My last event was suppose to be with the Alligaytor Club, a new dinner social group claiming to “introduce you to new friends we think would be compatible.” But you’d be lucky if the club introduced you to anyone at all. I registered on-line twice for two different dinners but both times, my registration – but not my $15 registration fee – was ignored. It turns out both events were cancelled because too few people signed up. The problem was
nobody told me it was cancelled until days after the events were supposed to have taken place. I was, in effect, stood up twice.

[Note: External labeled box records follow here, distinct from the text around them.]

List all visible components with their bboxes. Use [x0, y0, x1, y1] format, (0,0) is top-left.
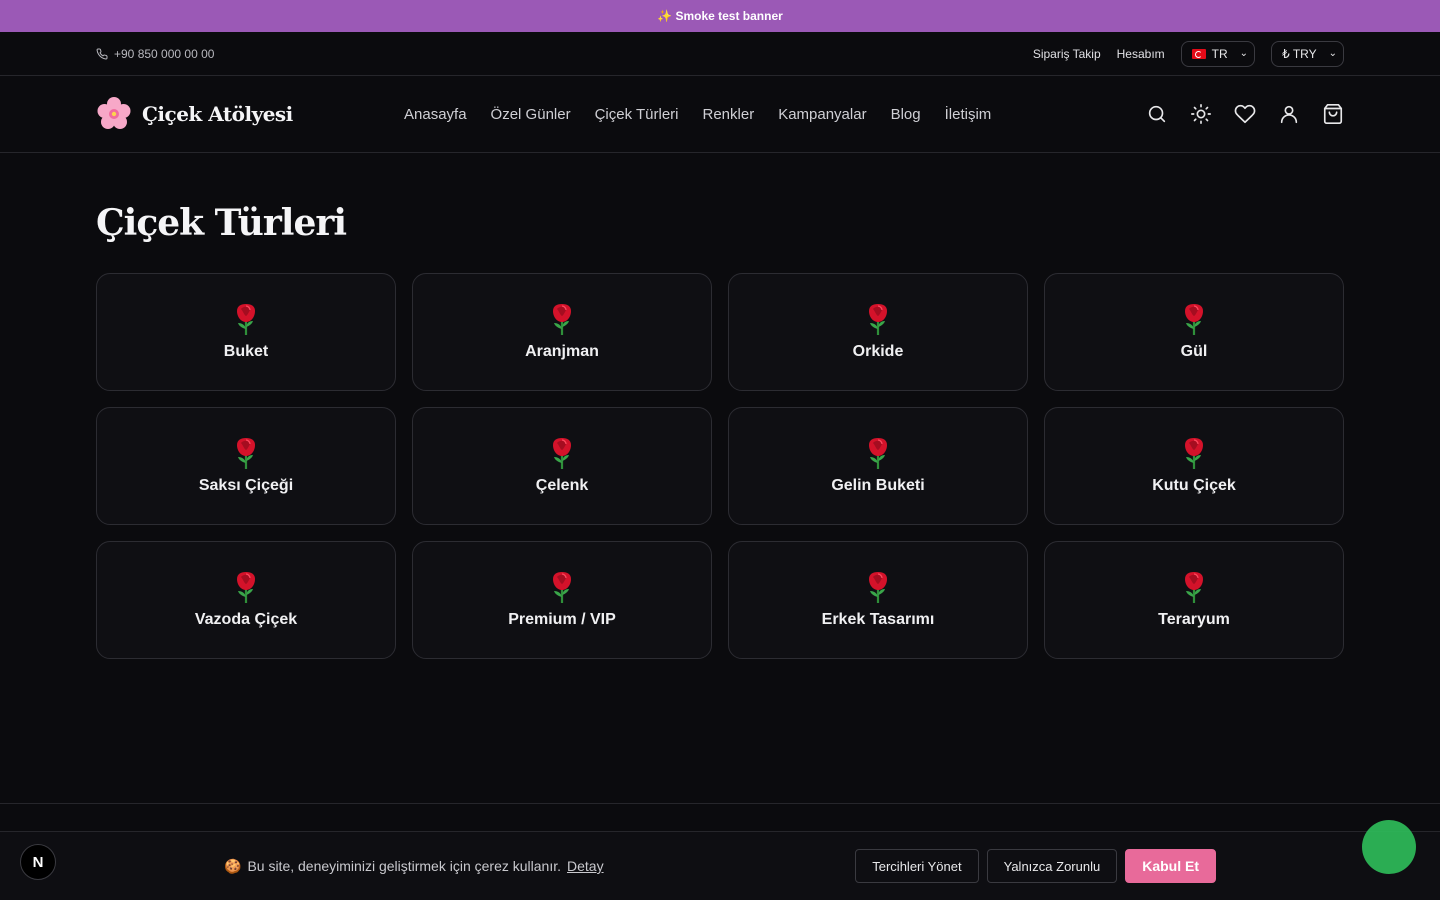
brand-logo[interactable]: Çiçek Atölyesi [96, 96, 386, 132]
rose-icon [1180, 571, 1208, 605]
category-card[interactable]: Teraryum [1044, 541, 1344, 659]
main-content: Çiçek Türleri Buket Aranjman Orkide Gül Saks… [0, 153, 1440, 659]
category-name: Kutu Çiçek [1152, 477, 1236, 494]
phone-contact[interactable]: +90 850 000 00 00 [96, 47, 214, 61]
category-card[interactable]: Vazoda Çiçek [96, 541, 396, 659]
promo-banner: ✨ Smoke test banner [0, 0, 1440, 32]
nav-item-home[interactable]: Anasayfa [404, 106, 467, 123]
page-title: Çiçek Türleri [96, 202, 347, 244]
order-tracking-link[interactable]: Sipariş Takip [1033, 47, 1101, 61]
nav-item-colors[interactable]: Renkler [703, 106, 755, 123]
category-card[interactable]: Buket [96, 273, 396, 391]
category-name: Vazoda Çiçek [194, 611, 298, 628]
dev-tools-badge[interactable]: N [20, 844, 56, 880]
category-name: Buket [223, 343, 269, 360]
rose-icon [548, 437, 576, 471]
turkey-flag-icon [1191, 48, 1206, 59]
category-card[interactable]: Orkide [728, 273, 1028, 391]
heart-icon[interactable] [1234, 103, 1256, 125]
main-navigation: Anasayfa Özel Günler Çiçek Türleri Renkl… [404, 106, 991, 123]
category-name: Aranjman [525, 343, 599, 360]
cookie-text: Bu site, deneyiminizi geliştirmek için ç… [247, 858, 562, 874]
main-header: Çiçek Atölyesi Anasayfa Özel Günler Çiçe… [0, 76, 1440, 153]
rose-icon [548, 571, 576, 605]
rose-icon [1180, 437, 1208, 471]
search-icon[interactable] [1146, 103, 1168, 125]
language-value: TR [1211, 46, 1228, 61]
category-name: Erkek Tasarımı [821, 611, 935, 628]
category-name: Gelin Buketi [831, 477, 925, 494]
category-card[interactable]: Saksı Çiçeği [96, 407, 396, 525]
phone-icon [96, 47, 108, 59]
promo-banner-text: ✨ Smoke test banner [657, 9, 783, 23]
category-name: Orkide [852, 343, 904, 360]
nav-item-flower-types[interactable]: Çiçek Türleri [595, 106, 679, 123]
category-card[interactable]: Çelenk [412, 407, 712, 525]
category-card[interactable]: Erkek Tasarımı [728, 541, 1028, 659]
phone-number: +90 850 000 00 00 [114, 46, 215, 61]
currency-value: ₺ TRY [1282, 46, 1317, 61]
cookie-detail-link[interactable]: Detay [567, 858, 604, 874]
category-name: Premium / VIP [508, 611, 616, 628]
footer-divider [0, 803, 1440, 804]
user-icon[interactable] [1278, 103, 1300, 125]
language-select[interactable]: TR ⌄ [1180, 40, 1256, 67]
account-link[interactable]: Hesabım [1117, 47, 1165, 61]
nav-item-special-days[interactable]: Özel Günler [491, 106, 571, 123]
nav-item-blog[interactable]: Blog [891, 106, 921, 123]
rose-icon [864, 571, 892, 605]
necessary-only-button[interactable]: Yalnızca Zorunlu [986, 849, 1118, 883]
shopping-bag-icon[interactable] [1322, 103, 1344, 125]
top-utility-bar: +90 850 000 00 00 Sipariş Takip Hesabım … [0, 32, 1440, 76]
rose-icon [232, 571, 260, 605]
nav-item-contact[interactable]: İletişim [945, 106, 992, 123]
category-grid: Buket Aranjman Orkide Gül Saksı Çiçeği Çelenk… [96, 273, 1344, 659]
manage-preferences-button[interactable]: Tercihleri Yönet [855, 849, 979, 883]
chat-button[interactable] [1362, 820, 1416, 874]
brand-name: Çiçek Atölyesi [142, 102, 293, 126]
theme-toggle-icon[interactable] [1190, 103, 1212, 125]
rose-icon [864, 303, 892, 337]
rose-icon [864, 437, 892, 471]
rose-icon [1180, 303, 1208, 337]
category-name: Saksı Çiçeği [198, 477, 294, 494]
cookie-message: 🍪 Bu site, deneyiminizi geliştirmek için… [224, 858, 604, 875]
accept-cookies-button[interactable]: Kabul Et [1125, 849, 1216, 883]
chevron-down-icon: ⌄ [1239, 48, 1249, 59]
cookie-icon: 🍪 [224, 857, 242, 874]
category-card[interactable]: Aranjman [412, 273, 712, 391]
cherry-blossom-icon [97, 97, 131, 129]
category-name: Gül [1180, 343, 1208, 360]
category-name: Teraryum [1158, 611, 1230, 628]
category-card[interactable]: Gelin Buketi [728, 407, 1028, 525]
nav-item-campaigns[interactable]: Kampanyalar [778, 106, 866, 123]
category-name: Çelenk [535, 477, 589, 494]
currency-select[interactable]: ₺ TRY ⌄ [1271, 40, 1344, 67]
cookie-consent-bar: 🍪 Bu site, deneyiminizi geliştirmek için… [0, 831, 1440, 900]
rose-icon [232, 437, 260, 471]
header-actions [1146, 103, 1344, 125]
category-card[interactable]: Premium / VIP [412, 541, 712, 659]
chevron-down-icon: ⌄ [1328, 48, 1337, 59]
category-card[interactable]: Kutu Çiçek [1044, 407, 1344, 525]
category-card[interactable]: Gül [1044, 273, 1344, 391]
rose-icon [548, 303, 576, 337]
rose-icon [232, 303, 260, 337]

Alligaytor is supposed to work like this: you provide brief personal info about yourself and the club seats you at a table with like-minded people in your age category. Men with men, women with women. The $15 fee, mind you, covers only the privilege of ordering from the menu, plus a free drink. Food is extra. Once you register, the club e-mails the location. Or it’s supposed to. To the club’s credit, the organizer who called me was very apologetic, explaining that the concept of Alligaytor is “a difficult pitch to the gay and lesbian community.” The exorbitant cover charge, apparently, has nothing to do with it. He thanked me for my interest, promised I’d get a refund and
told me to keep an eye on the website for future dinners.

I do just that, signing up again the following week. My registration fee is taken, I’m promised to be notified the details, but I don’t hear back from them until three days after the dinner was supposed to have taken place. Verdict: you pay your money and you takes your chances.

Apart from a few minor quirks and growing pains, these clubs do beat the bars’ stand and model crowd. It’s a matter of choosing the best club. Or not. Either the social animal in you is ready to burst onto a new scene, or
you’ve got just enough energy at the end of a long day to crawl onto your couch and have a heart-to-heart with kitty.